In 1988 there was Rabin’s order to break the bones of stone-throwers and the resultant videos of soldiers holding youngster’s arms across a large rock for another soldier to drop another in order to break the bone. The videos were so graphic and compelling most media jumped on the story and Americans were disgusted and outraged.
Then there was the Sabra Shatila massacre and videos in 1982 that made Israel look terrible in the eyes of most and led the news for a week until the Tylenol contamination scare bumped it.
How to understand these media events come and go without bringing Palestinians closer to freedom? I think, its more fundamentally not about “the Benjamins” and the “alliance” but about the dominate narrative so assiduously cultivated that the hidden agenda is Israel’s existence, and “Israel’s existence is in question and has the right to defend its self!”.
Many Americans have long understood Israelis are heavy-handed, arrogant, even “disturbed” by their past and do things that are “unforgivable”. That does not fundamentally alter the equation because so many also believe the “ingathering of the Jews” was foretold as a precursor to the second coming of Christ… God’s will so to speak.
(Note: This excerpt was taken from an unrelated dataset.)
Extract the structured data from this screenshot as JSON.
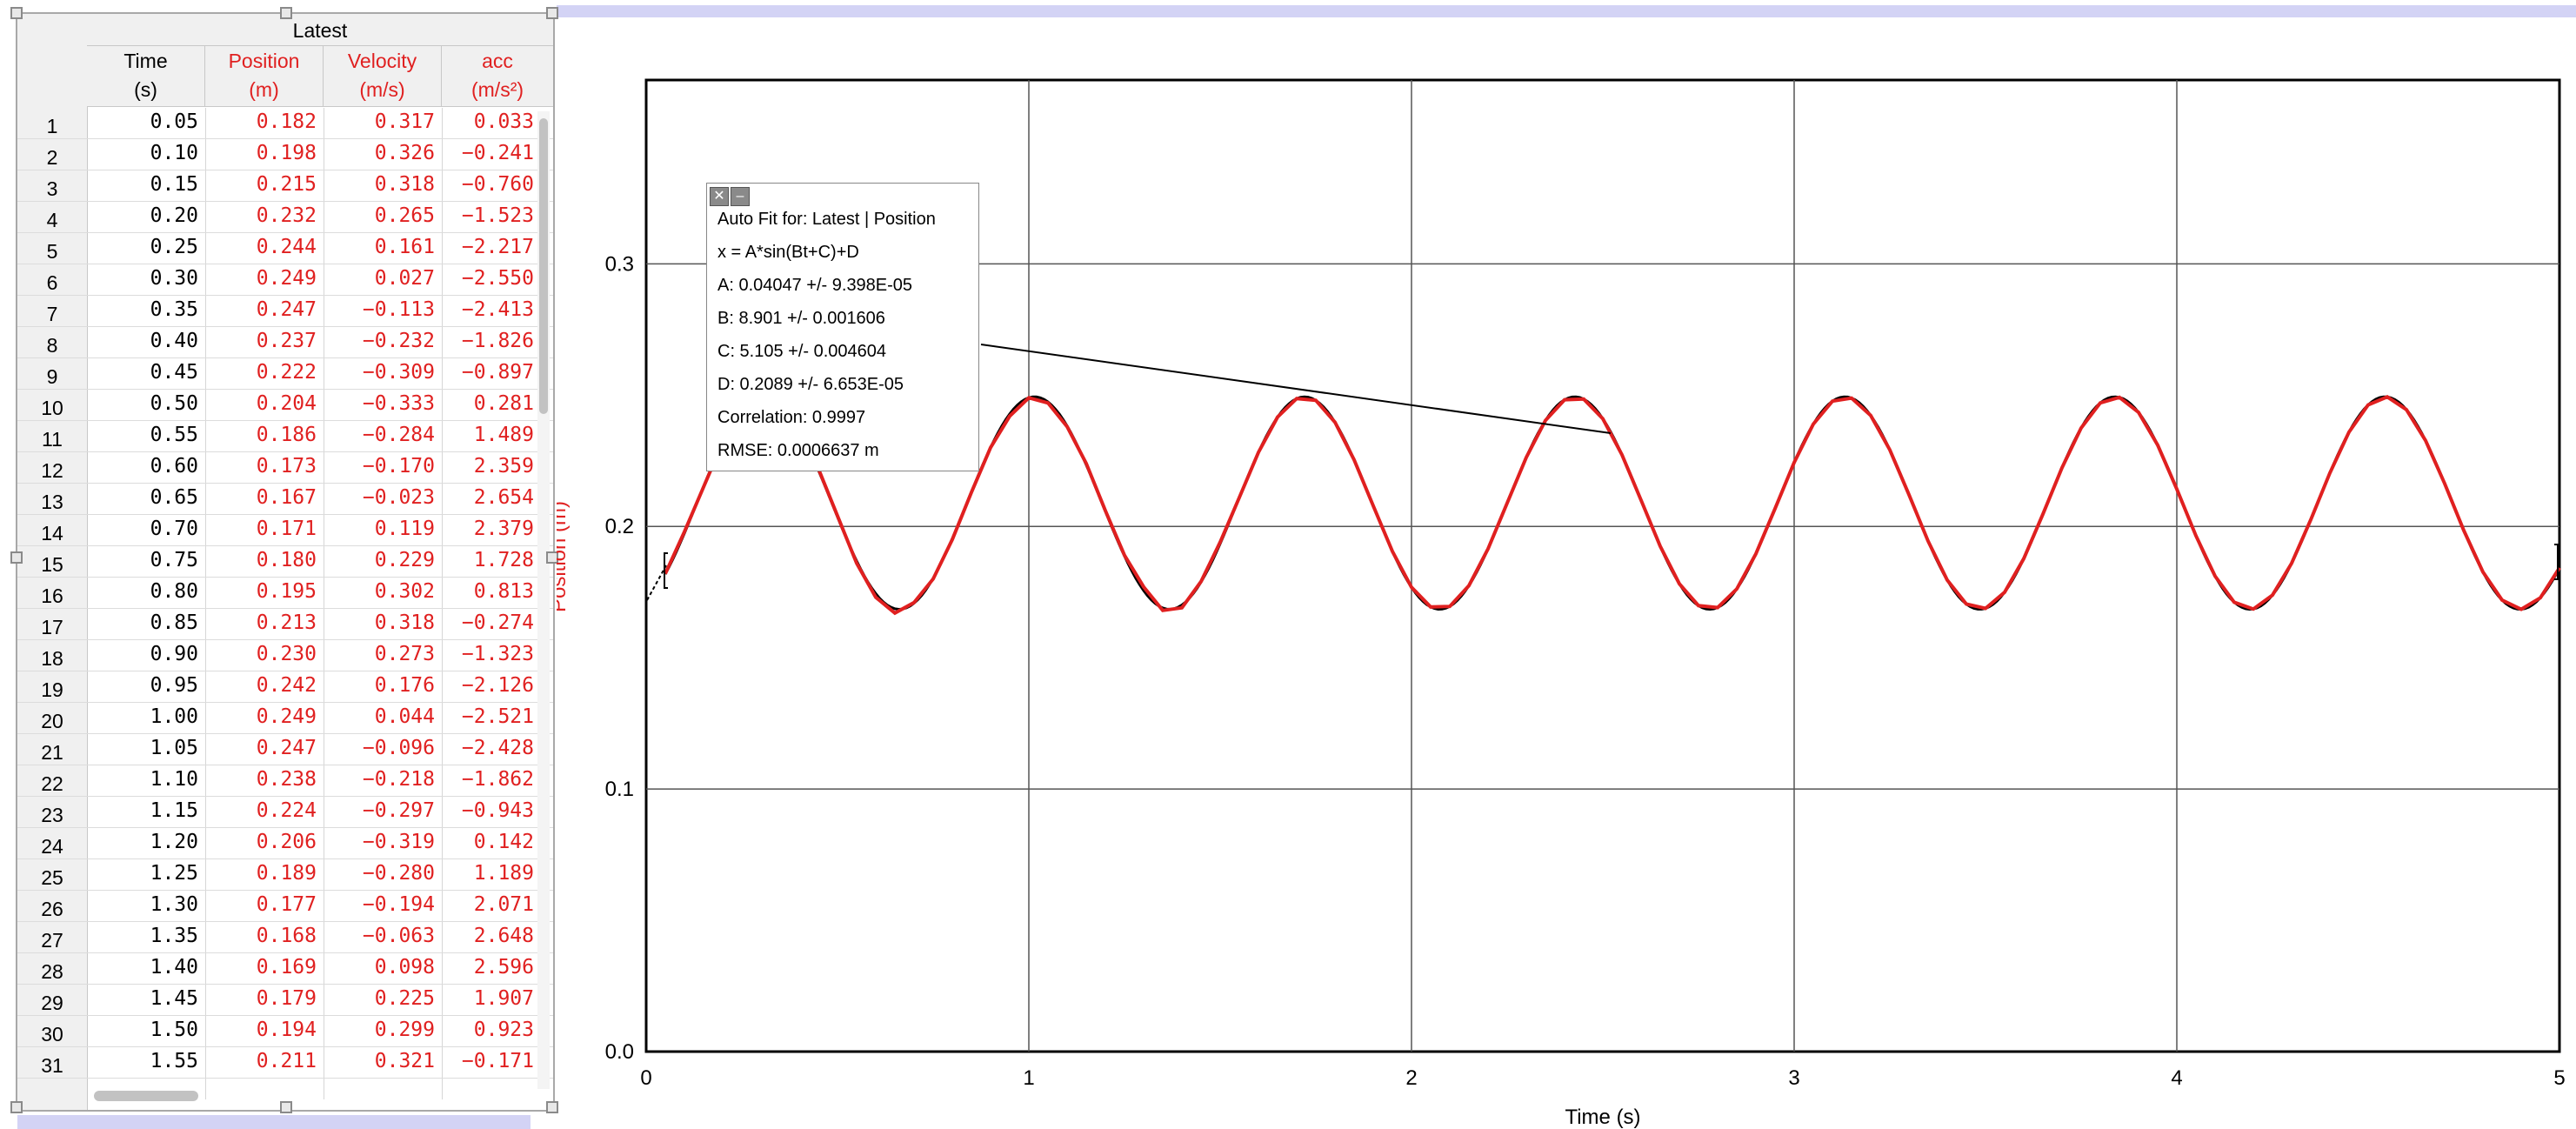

That belief along with perceptions of history justify Israel’s existence and form the foundation for political support… regardless of Israel unacceptable behaviors.
Altering this narrative, this “weapon” for Greater Israel, that has held back civilization and dominated the American political landscape, should be front and center. It’s foolhardy to think it can be done through force or coercion, especially while the existence/defending narrative has legs.
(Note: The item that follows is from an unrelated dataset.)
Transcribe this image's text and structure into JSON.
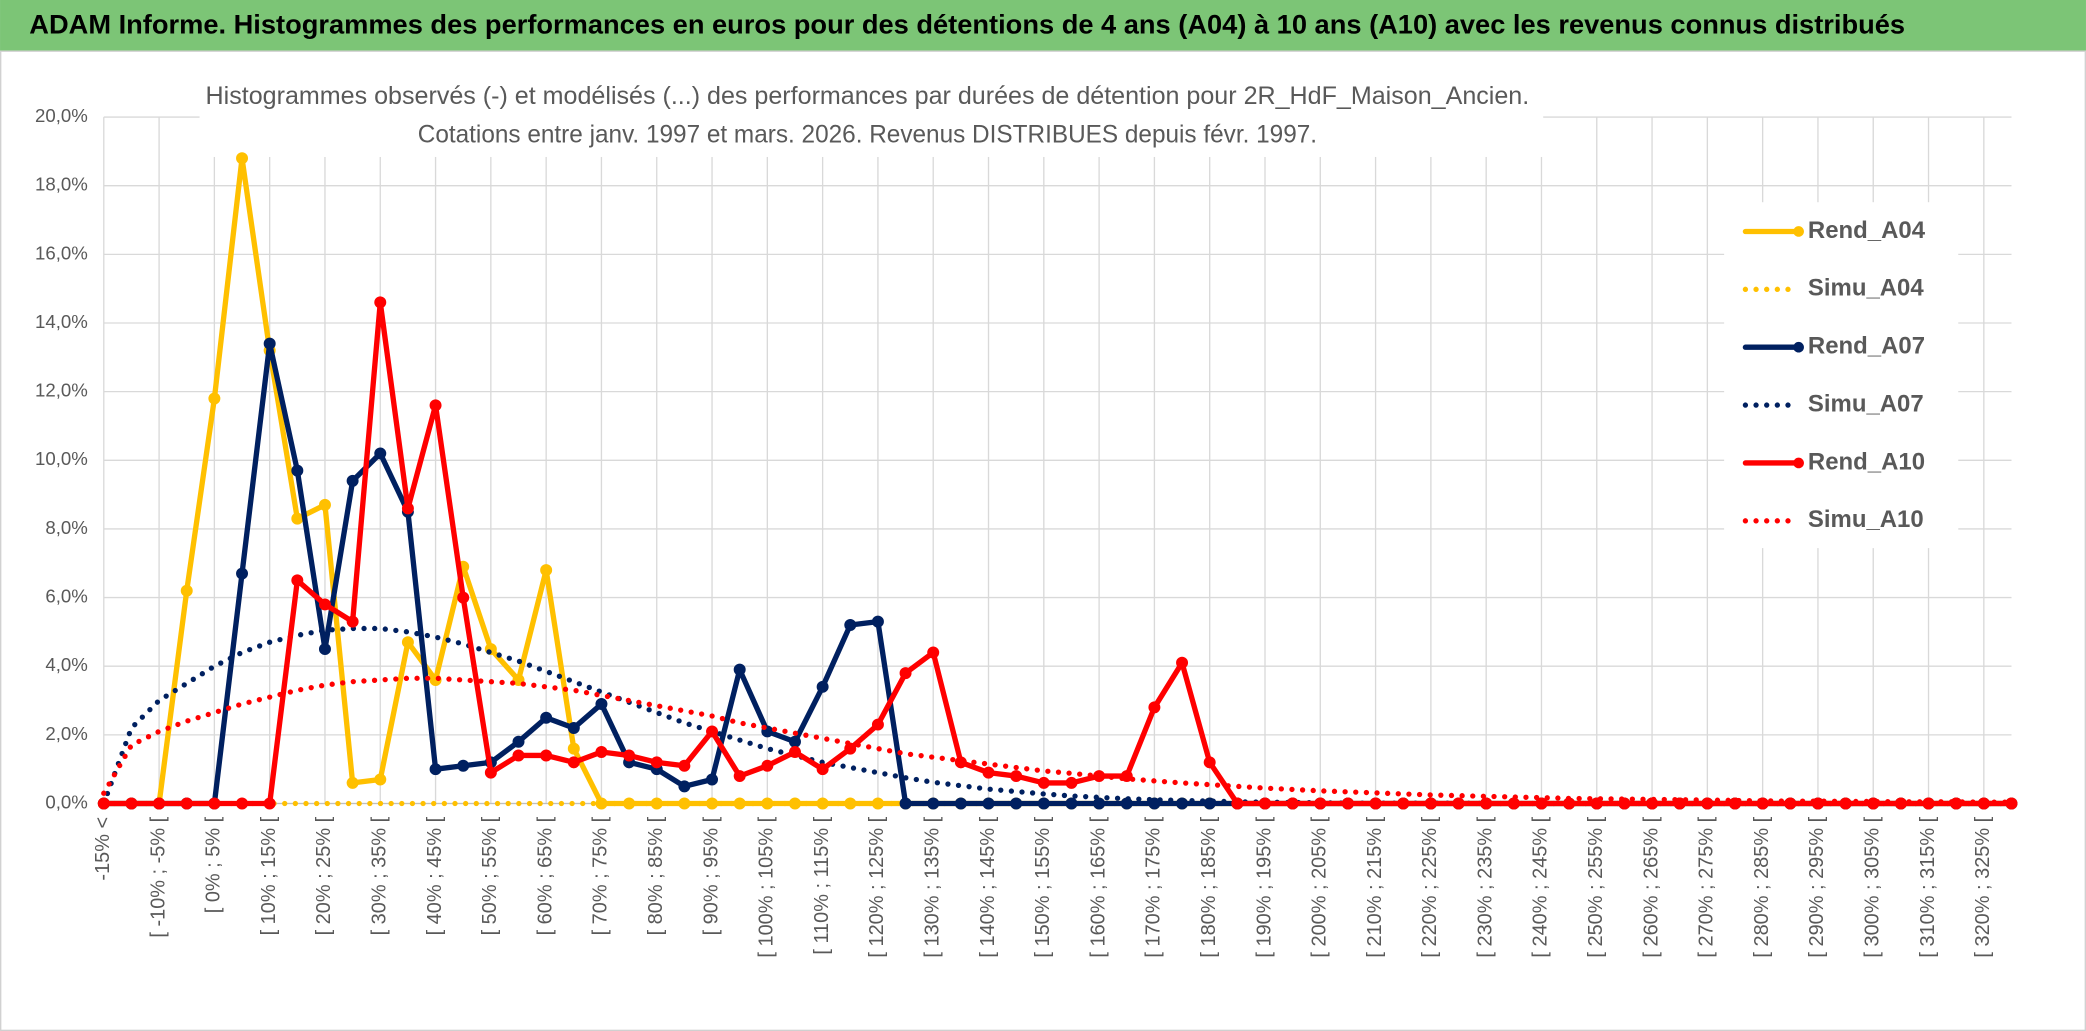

Changing this narrative will likely not be accomplished when acts of murder are celebrated and rewarded, even though small in number. All violence has become an enemy of peaceful co-existence. I can think of no more effective way to change the narrative than to reach for the moral high ground with a disciplined campaign for human rights to stand side by side with BDS.
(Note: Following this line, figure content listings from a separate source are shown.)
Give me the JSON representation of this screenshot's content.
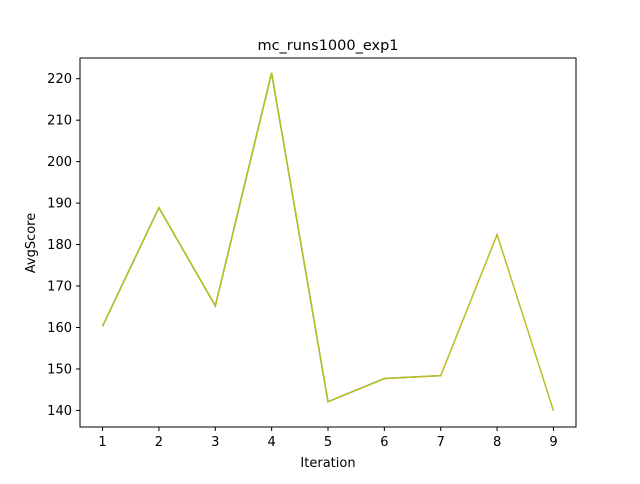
{
  "chart_data": {
    "type": "line",
    "title": "mc_runs1000_exp1",
    "xlabel": "Iteration",
    "ylabel": "AvgScore",
    "x": [
      1,
      2,
      3,
      4,
      5,
      6,
      7,
      8,
      9
    ],
    "xticks": [
      1,
      2,
      3,
      4,
      5,
      6,
      7,
      8,
      9
    ],
    "yticks": [
      140,
      150,
      160,
      170,
      180,
      190,
      200,
      210,
      220
    ],
    "xlim": [
      0.6,
      9.4
    ],
    "ylim": [
      136,
      225
    ],
    "grid": false,
    "series": [
      {
        "color": "#2ca02c",
        "values": [
          160.3,
          188.9,
          165.2,
          221.4,
          142.1,
          147.7,
          148.4,
          null,
          null
        ]
      },
      {
        "color": "#bcbd22",
        "values": [
          160.3,
          188.9,
          165.2,
          221.4,
          142.1,
          147.7,
          148.4,
          182.4,
          139.9
        ]
      }
    ]
  }
}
Phil writes the Tlaib/Omar affair go traction because they were elected representatives. I’d modify that to say the episode forced MC to avoid colliding with principles Americans hold dear. To avoid the hypocrite charge. When American values take center stage, that alters the equation.
Yes, BDS is non-violent and draws on the strategies of the American and South African human rights movements. But, it will likely not be as effective until it is accompanied by securing the moral high ground with an organized human rights movement as they did. Campaigning for human rights discombobulates the defending narrative… and Americans will develop a new understanding.
Also, there is the game-changing letter by 21 Israeli lawmakers asking Congress to abandon their safe position calling for a two-state solution. That will force many to “reposition” themselves on the matter. The IP conflict is now in flux and serious discussion and debate on the nature of “the struggle are in order”.